2. A pitcher throws a baseball at 30.0 m/s towards a batter. The batter hits the ball back at a velocity of 65.0 m/s. The ball is in contact with the bat for 0.0018 seconds and has a mass of 140 grams.

A) What is the impulse exerted on the ball?

B) What avergae force is exerted on the ball?

3. A ramp is 2.50 meters long and 0.38 meters high. A wood block is slid up the ramp from the bottom at an initial velocity of 4.00 m/s. If the coefficient of kinetic friction is 0.25, what is the velocity of the block at the top of the ramp?

4. An 80.0 kg quarterback is running at 8.0 m/s in the positive "x" direction. He is hit by a 120 kg tackle running at 6.5 m/s at an angle of 40.0 degrees. The two collide and move together, the tackle being careful not to let go of his grip. What is the final velocity and direction of the two?

 

[denverdoc]

What concepts does the chapter cover, obviously impulse and momenta change, what about work?

 

[husky88]

1. The only force acting on the puck is the force of friction, that slows it down.
So Ff=µ*Fn=µ*Fg=µ*m*g
Also F=m*a
So from the above two equations:
µ*m*g=m*a
µ*g=a
From here you can find out the acceleration, which should actually be negative (deceleration).
You know the initial speed (Vo = 4.0 m/s), the final speed (v=0) and the acceleration.
There is a formula that will get you the distance from all this data.
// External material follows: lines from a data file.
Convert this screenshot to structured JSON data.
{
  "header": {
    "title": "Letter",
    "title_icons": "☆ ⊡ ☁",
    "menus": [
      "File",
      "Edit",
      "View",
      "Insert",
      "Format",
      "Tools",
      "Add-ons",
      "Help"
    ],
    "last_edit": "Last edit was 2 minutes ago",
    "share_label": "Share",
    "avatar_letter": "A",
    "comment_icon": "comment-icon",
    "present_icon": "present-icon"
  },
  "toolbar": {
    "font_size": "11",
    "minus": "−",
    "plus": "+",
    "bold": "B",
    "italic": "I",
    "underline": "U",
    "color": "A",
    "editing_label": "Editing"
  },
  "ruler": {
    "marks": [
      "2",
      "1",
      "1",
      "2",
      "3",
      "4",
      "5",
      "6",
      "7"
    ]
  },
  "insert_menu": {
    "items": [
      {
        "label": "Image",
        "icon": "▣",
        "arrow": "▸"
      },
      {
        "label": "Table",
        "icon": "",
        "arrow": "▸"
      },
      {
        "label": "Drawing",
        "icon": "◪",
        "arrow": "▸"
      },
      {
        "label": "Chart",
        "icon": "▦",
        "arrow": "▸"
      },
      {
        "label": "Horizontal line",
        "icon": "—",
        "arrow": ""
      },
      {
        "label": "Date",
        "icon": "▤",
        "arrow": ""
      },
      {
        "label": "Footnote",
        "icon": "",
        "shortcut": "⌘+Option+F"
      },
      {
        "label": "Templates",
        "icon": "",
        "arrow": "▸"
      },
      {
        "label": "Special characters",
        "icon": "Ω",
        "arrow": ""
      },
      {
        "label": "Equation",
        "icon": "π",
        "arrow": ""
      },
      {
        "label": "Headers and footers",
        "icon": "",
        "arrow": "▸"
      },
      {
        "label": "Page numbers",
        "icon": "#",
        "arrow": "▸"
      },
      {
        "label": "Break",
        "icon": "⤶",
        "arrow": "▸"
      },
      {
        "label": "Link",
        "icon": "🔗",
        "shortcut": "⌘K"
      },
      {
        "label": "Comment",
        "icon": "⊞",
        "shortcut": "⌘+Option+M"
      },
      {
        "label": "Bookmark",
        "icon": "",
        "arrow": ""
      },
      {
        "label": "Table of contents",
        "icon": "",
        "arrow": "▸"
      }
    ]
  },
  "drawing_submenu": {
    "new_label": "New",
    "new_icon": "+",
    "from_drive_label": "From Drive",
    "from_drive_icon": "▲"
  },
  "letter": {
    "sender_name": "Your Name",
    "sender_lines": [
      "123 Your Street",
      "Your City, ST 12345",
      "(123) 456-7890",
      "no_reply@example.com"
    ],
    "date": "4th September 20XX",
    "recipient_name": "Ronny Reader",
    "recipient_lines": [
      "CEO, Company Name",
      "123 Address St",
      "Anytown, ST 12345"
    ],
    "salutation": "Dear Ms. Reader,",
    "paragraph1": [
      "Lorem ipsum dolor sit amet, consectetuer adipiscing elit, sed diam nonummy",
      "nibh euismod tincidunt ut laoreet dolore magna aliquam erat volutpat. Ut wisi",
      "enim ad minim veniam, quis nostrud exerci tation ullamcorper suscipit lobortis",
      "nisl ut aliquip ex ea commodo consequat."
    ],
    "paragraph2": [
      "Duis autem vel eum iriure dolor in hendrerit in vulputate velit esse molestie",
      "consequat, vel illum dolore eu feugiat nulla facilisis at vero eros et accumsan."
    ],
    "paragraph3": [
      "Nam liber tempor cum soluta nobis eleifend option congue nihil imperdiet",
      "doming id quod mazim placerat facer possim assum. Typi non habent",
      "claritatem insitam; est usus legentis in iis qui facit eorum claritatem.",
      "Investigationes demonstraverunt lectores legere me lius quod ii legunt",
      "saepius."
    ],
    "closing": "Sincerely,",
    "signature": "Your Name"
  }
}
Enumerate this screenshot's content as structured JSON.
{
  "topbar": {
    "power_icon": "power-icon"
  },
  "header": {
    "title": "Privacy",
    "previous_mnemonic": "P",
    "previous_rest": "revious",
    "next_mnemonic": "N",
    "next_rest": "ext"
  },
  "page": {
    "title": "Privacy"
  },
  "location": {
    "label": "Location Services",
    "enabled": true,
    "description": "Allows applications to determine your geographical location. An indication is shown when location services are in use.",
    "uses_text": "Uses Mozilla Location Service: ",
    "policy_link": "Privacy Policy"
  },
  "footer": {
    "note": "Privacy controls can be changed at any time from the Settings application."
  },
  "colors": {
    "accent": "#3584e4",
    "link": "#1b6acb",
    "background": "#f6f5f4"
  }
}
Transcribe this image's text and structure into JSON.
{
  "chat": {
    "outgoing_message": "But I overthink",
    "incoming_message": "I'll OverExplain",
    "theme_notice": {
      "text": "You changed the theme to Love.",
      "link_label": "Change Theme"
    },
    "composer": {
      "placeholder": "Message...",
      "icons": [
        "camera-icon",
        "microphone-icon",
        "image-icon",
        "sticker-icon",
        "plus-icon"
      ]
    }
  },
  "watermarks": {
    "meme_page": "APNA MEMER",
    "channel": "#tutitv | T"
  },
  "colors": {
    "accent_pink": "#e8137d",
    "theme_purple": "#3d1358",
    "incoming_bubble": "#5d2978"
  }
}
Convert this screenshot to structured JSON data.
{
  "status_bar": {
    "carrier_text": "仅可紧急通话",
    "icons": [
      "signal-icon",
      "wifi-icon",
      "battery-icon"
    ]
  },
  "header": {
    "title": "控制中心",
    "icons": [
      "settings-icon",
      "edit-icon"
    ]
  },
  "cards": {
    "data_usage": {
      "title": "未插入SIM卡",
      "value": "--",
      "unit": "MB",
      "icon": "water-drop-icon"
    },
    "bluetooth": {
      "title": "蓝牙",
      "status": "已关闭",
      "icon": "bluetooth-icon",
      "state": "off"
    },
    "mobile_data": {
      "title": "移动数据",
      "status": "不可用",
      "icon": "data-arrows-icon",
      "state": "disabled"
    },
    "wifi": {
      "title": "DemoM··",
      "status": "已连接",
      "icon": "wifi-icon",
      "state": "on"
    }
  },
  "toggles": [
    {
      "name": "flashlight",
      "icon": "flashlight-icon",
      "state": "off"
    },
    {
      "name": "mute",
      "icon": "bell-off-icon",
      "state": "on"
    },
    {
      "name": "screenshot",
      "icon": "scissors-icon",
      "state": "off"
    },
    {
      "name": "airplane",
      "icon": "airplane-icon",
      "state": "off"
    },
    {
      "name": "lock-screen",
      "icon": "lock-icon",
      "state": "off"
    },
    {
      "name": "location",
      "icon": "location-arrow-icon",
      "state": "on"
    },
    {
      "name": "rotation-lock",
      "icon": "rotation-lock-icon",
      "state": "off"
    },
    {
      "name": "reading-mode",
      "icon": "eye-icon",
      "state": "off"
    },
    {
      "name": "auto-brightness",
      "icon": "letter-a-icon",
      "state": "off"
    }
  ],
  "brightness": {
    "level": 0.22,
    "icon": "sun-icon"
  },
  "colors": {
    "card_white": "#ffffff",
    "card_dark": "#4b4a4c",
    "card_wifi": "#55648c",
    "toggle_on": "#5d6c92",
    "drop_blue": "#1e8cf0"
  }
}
2. a) Impulse is change in momentum. So find out the final momentum (m*v2) and subtract the initial momentum (m*v). The second velocity is negative, as it goes in the opposite direction.
b) F=impulse/t

 

[Blake411]

chapter covers also elastic/inelastic collisions, might have some work combined into it
thanks a bunch huskey for the help, figured out #1 i think check it out=

(coefficient of friction)*g=a
(0.030)*(-9.80 m/s^2) = a
a= -0.294 m/s^2

Vf^2 = Vo^2 +2as
0= (4.0 m/s)^2 + 2(-0.294)s
-16.0 m^2/s^2 = -0.588 m/s^2 (s)
s = 27.2 m

that look alright?

#2-

a)
Pf= P1-P2
Pf= (m*v1) - (m*v2)
Pf= (0.140 kg)(30.0 m/s) - (0.140 kg)(65.0 m/s)
Pf= (4.2 kg*m/s) - (9.1 kg*m/s)
Pf= -4.9 kg*m/s = impulse?

b)
F= impulse/t
F= (-4.9 kg*m/s)/(0.0018s)
F= 2722.2 N

thanks again, help with other 2 problems would be sweet!

 

[husky88]

First one yes. But there are only two significant figures so: 27 m.
Second one, no.
It is final - initial, not initial - final. Also the final has a negative value, as the velocity is in the opposite direction.
You would have -9.1-4.2=-13.3
Or 13.3 in the negative direction. You only have 2 significant figures so the answer would be -13.
The force also has a negative value as it pushes the ball in the negative direction. F= -7400 N (two significant figures).